Specific types of data
Many data management principles apply to all types of data but there are some specific considerations for specialist types of data.
Some longitudinal population studies include or are linked to geographic information. This normally includes information about where the study member lives and features of the area in which they live.
Geographic information tends to be grouped into areas across different levels. These may be different in different countries, but in the UK they generally match the geographies used in the Census.
- Output Areas (OAs): the lowest level and cover the smallest area. They include between 100 and 625 individuals across 40 to 250 households.
- Lower layer Super Output Areas (LSOAs): made up of groups of OAs, normally about 4 or 5.
- Middle layer Super Output Areas (MSOAs): made up of groups of 4 or 5 LSOAs.
Other geographic areas in the UK
These include wards, parishes, Local Enterprise Partnerships (LEPs), Parliamentary constituencies, local authority districts, built up conglomerations and built up areas, workplace zones, and Travel To Work Areas.
When using geographic data, be sure to check the geography used and the level of the data. This is especially important if you plan to link the geography data in the study to other information e.g., area level information or indexes.
For example, the Index of Multiple Deprivation (IMD) is a measure of relative deprivation at the LSOA level.
Medical codes and statistics
There are specific types of data collected and used by the medical field that are often linked to longitudinal population studies, but these may require some specific management.

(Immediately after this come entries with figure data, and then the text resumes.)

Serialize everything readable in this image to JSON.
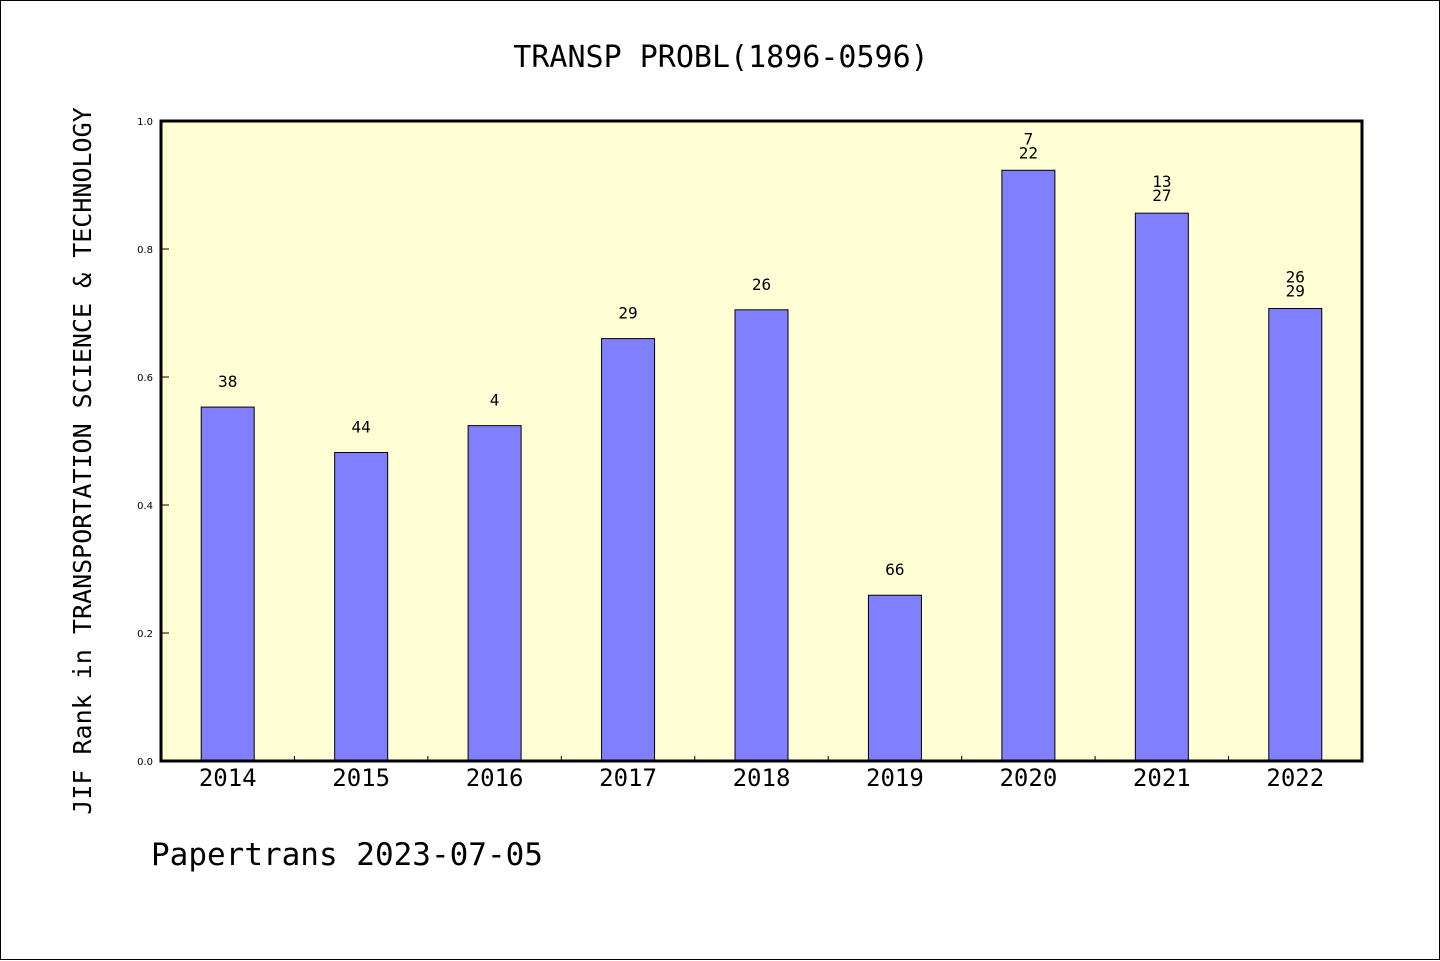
{
  "chart_data": {
    "type": "bar",
    "title": "TRANSP PROBL(1896-0596)",
    "ylabel": "JIF Rank in TRANSPORTATION SCIENCE & TECHNOLOGY",
    "xlabel": "",
    "footer": "Papertrans 2023-07-05",
    "categories": [
      "2014",
      "2015",
      "2016",
      "2017",
      "2018",
      "2019",
      "2020",
      "2021",
      "2022"
    ],
    "values": [
      0.553,
      0.482,
      0.524,
      0.66,
      0.705,
      0.259,
      0.923,
      0.856,
      0.707
    ],
    "data_labels": [
      [
        "38"
      ],
      [
        "44"
      ],
      [
        "4"
      ],
      [
        "29"
      ],
      [
        "26"
      ],
      [
        "66"
      ],
      [
        "7",
        "22"
      ],
      [
        "13",
        "27"
      ],
      [
        "26",
        "29"
      ]
    ],
    "ylim": [
      0,
      1.0
    ],
    "yticks": [
      "0.0",
      "0.2",
      "0.4",
      "0.6",
      "0.8",
      "1.0"
    ],
    "grid": false,
    "colors": {
      "bar_fill": "#8080ff",
      "plot_background": "#ffffd5",
      "axis": "#000000"
    }
  }
}
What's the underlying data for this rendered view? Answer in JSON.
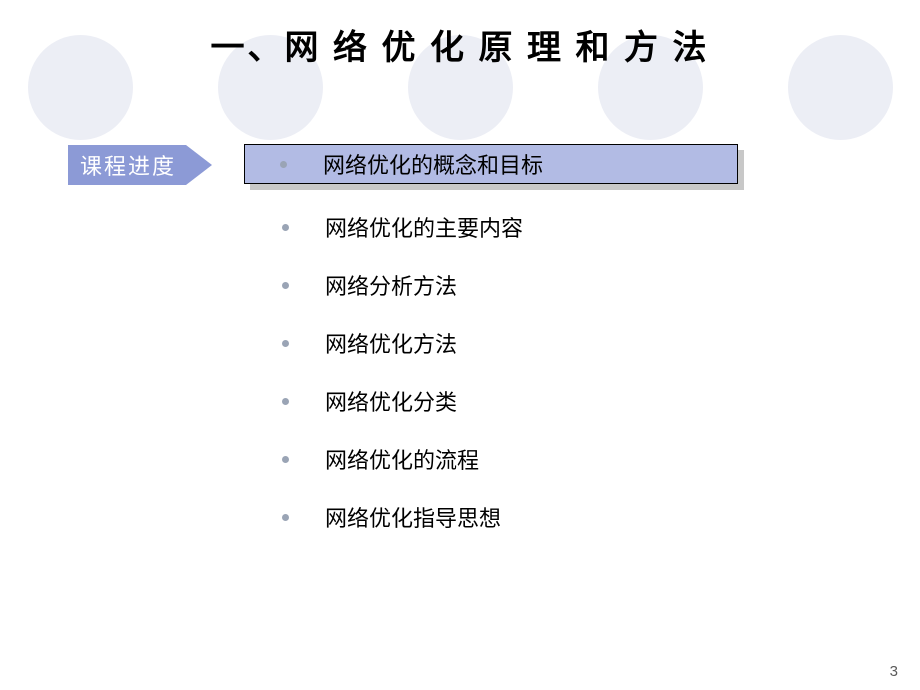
{
  "colors": {
    "circle": "#eceef5",
    "arrow": "#8c9ad6",
    "highlight_fill": "#b2bbe4",
    "highlight_shadow": "#c8c8c8",
    "bullet": "#9aa4b5",
    "title": "#000000"
  },
  "title": {
    "text": "一、网 络 优 化 原 理 和 方 法",
    "fontsize": 34,
    "letter_spacing": 3
  },
  "arrow_label": "课程进度",
  "items": [
    {
      "text": "网络优化的概念和目标",
      "highlighted": true
    },
    {
      "text": "网络优化的主要内容",
      "highlighted": false
    },
    {
      "text": "网络分析方法",
      "highlighted": false
    },
    {
      "text": "网络优化方法",
      "highlighted": false
    },
    {
      "text": "网络优化分类",
      "highlighted": false
    },
    {
      "text": "网络优化的流程",
      "highlighted": false
    },
    {
      "text": "网络优化指导思想",
      "highlighted": false
    }
  ],
  "page_number": "3",
  "circle_count": 5
}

Hospital Episode Statistics (HES): these contain information about admissions, outpatient appointments and historical Accident and Emergency attendances at NHS hospitals in England. There are different datasets within HES that focus on areas of care, e.g., Accident & Emergency, Critical Care, Outpatient care.
Studies linked to HES
Some longitudinal population studies are linked to HES and make this linked data available to researchers alongside documentation which outlines any data processing that was carried out and guidance for its use. For example, the National Child Development Study Linked health administrative datasets – Hospital Episode Statistics (HES) User guide.
Medical data can include specific clinical codes that may need to be cleaned and/or translated in order to be useful in research.
The NHS in the UK used “Read codes” until 2018 to clinically encode information about patients, including symptoms, laboratory tests and results, and other information.
The Pathology Bounded Code List (PBCL) is still used for laboratory medicine reports.
Diagnoses, conditions, and procedures are often coded using classification standards, such as the International Statistical Classification of Diseases and Related Health Problems (ICD), the Classification of Interventions and Procedures (OPCS) or the Diagnostic and Statistical Manual of Mental Disorders (DSM).
Electronic health records being used for research may include some of these codes which might need translating or recoding so that the information is relevant to the research project. It is important to check which classification has been used and the version.